Strobe-light photography creates beautiful high-frequency effects by capturing multiple object copies. Single-chip DLP projectors produce a similar effect, with two important distinctions. Firstly, strobing occurs at different frequencies: at 10000Hz, due to the DMD chip, and at 120Hz, due to the colorwheel. Secondly, DLP illumination lacks the perception of ’on-off’ flashing that characterizes a strobe-light, since these frequencies are beyond human perception. Deblurring images taken under such strobe-like illumination is difficult, especially for articulated and deformable objects, since the deconvolution kernel can be different at each pixel. Instead we process DLP photographs to create new images that either summarize a dynamic scene or illustrate its motion. We conclude by discussing the frequencies present in DLP photographs, comparing them to images taken under skylight and fluorescent light.

Novel depth cues from uncalibrated near-field lighting

Distant lighting is widely assumed in computer vision. However, many scenes are illuminated by near light sources. An advantage of near lighting is that the intensity fall-off from the light source encodes scene depth. A drawback is that exact estimation of this depth requires the 3D position of the light source. In this paper, we analyze what kinds of depth cues are possible under uncalibrated near point lighting. A stationary scene is illuminated by a point source that is moved approximately along a line or in a plane. We observe the brightness profile at each pixel and demonstrate how to obtain three novel cues: plane-scene intersections, depth ordering and mirror symmetries. These cues are defined with respect to the line/plane in which the light source moves, and not the camera viewpoint. Plane-Scene Intersections are detected by finding those scene points that are closest to the light source path at some time instance. Depth Ordering for scenes with homogeneous BRDF is obtained by sorting pixels according to their shortest distances from a plane containing the light source.
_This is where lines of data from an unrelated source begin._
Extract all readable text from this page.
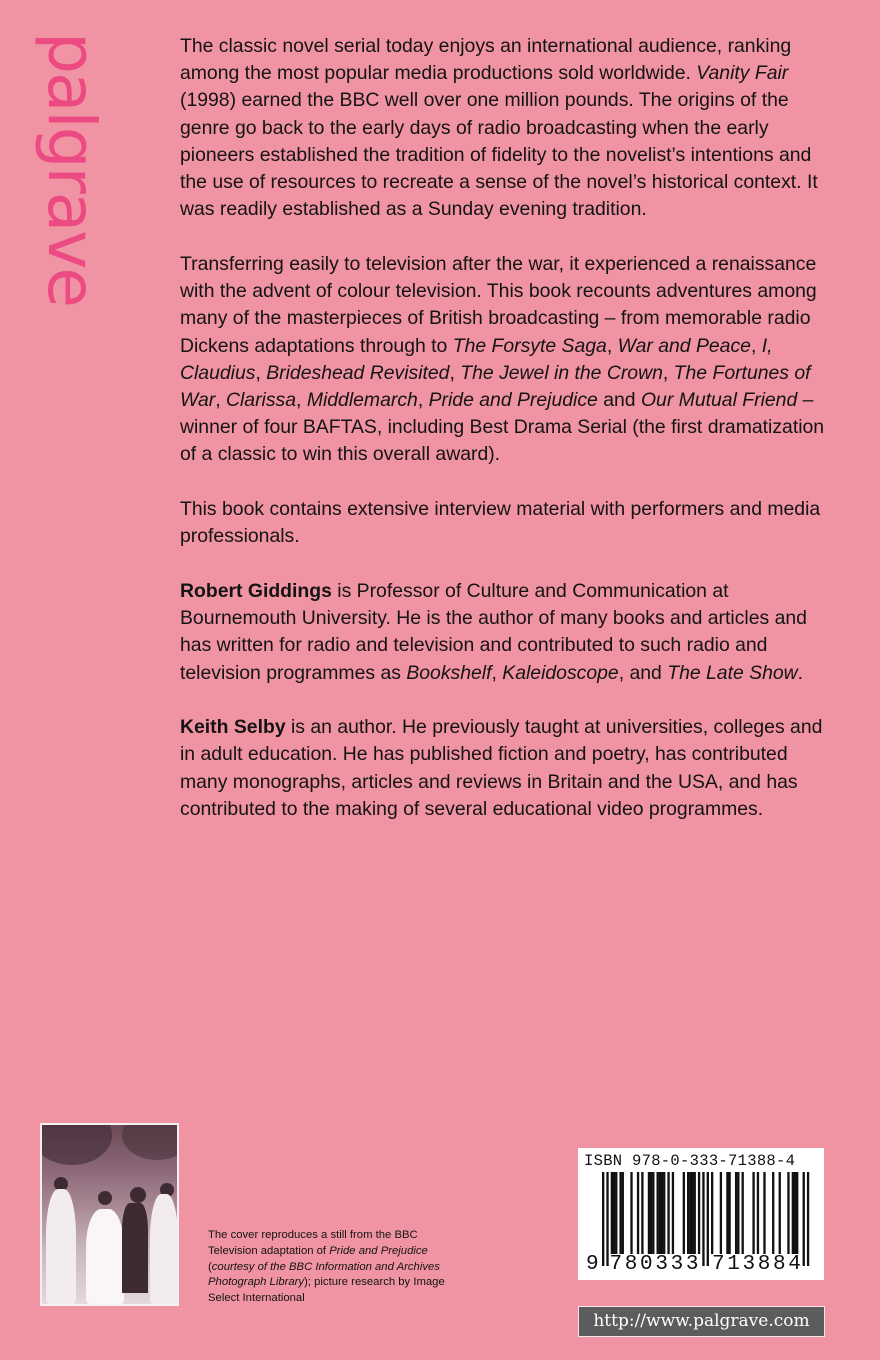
palgrave	The classic novel serial today enjoys an international audience, ranking among the most popular media productions sold worldwide. Vanity Fair (1998) earned the BBC well over one million pounds. The origins of the genre go back to the early days of radio broadcasting when the early pioneers established the tradition of fidelity to the novelist’s intentions and the use of resources to recreate a sense of the novel’s historical context. It was readily established as a Sunday evening tradition.

Transferring easily to television after the war, it experienced a renaissance with the advent of colour television. This book recounts adventures among many of the masterpieces of British broadcasting – from memorable radio Dickens adaptations through to The Forsyte Saga, War and Peace, I, Claudius, Brideshead Revisited, The Jewel in the Crown, The Fortunes of War, Clarissa, Middlemarch, Pride and Prejudice and Our Mutual Friend – winner of four BAFTAS, including Best Drama Serial (the first dramatization of a classic to win this overall award).

This book contains extensive interview material with performers and media professionals.

Robert Giddings is Professor of Culture and Communication at Bournemouth University. He is the author of many books and articles and has written for radio and television and contributed to such radio and television programmes as Bookshelf, Kaleidoscope, and The Late Show.

Keith Selby is an author. He previously taught at universities, colleges and in adult education. He has published fiction and poetry, has contributed many monographs, articles and reviews in Britain and the USA, and has contributed to the making of several educational video programmes.

The cover reproduces a still from the BBC Television adaptation of Pride and Prejudice (courtesy of the BBC Information and Archives Photograph Library); picture research by Image Select International
ISBN 978-0-333-71388-4
9 7 8 0 3 3 3 7 1 3 8 8 4
http://www.palgrave.com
Mirror Symmetry pairs for scenes with homogeneous BRDFs are detected by reflecting scene points across a plane in which the light source moves. We show analytic results for Lambertian objects and demonstrate empirical evidence for a variety of other BRDFs.
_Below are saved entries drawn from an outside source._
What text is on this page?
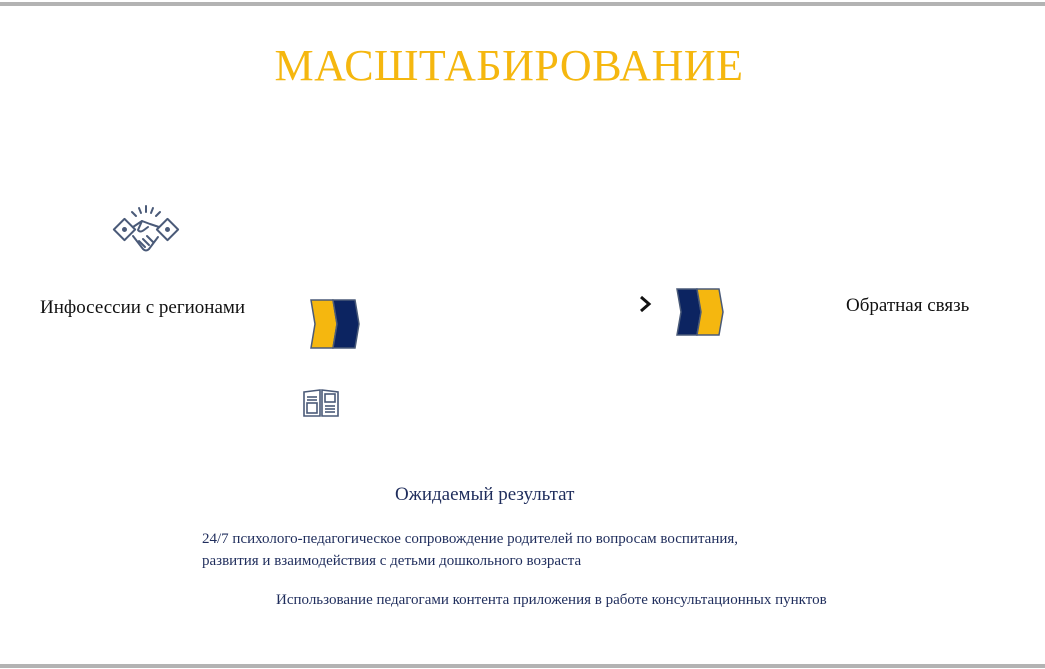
МАСШТАБИРОВАНИЕ
Инфосессии с регионами	Обратная связь
Ожидаемый результат
24/7 психолого-педагогическое сопровождение родителей по вопросам воспитания, развития и взаимодействия с детьми дошкольного возраста
Использование педагогами контента приложения в работе консультационных пунктов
Clustering appearance for scene analysis

We propose a new approach called “appearance clustering” for scene analysis. The key idea in this approach is that the scene points can be clustered according to their surface normals, even when the geometry, material and lighting are all unknown. We achieve this by analyzing a continuous image sequence of a scene as it is illuminated by a smoothly moving distant source. Each pixel thus gives rise to a “continuous appearance profile” that yields information about derivatives of the BRDF with respect to source direction. This information is directly related to the surface normal of the scene point when the source path follows an unstructured trajectory (obtained, say, by “hand-waving”). Based on this observation, we transform the appearance profiles and propose a metric that can be used with any unsupervised clustering algorithm to obtain iso-normal clusters. We successfully demonstrate appearance clustering for complex indoor and outdoor scenes. In addition, iso-normal clusters serve as excellent priors for scene geometry and can strongly impact any vision algorithm that attempts to estimate material, geometry and/or lighting properties in a scene from images. We demonstrate this impact for applications such as diffuse and specular separation, both calibrated and uncalibrated photometric stereo of non-lambertian scenes, light source estimation and texture transfer.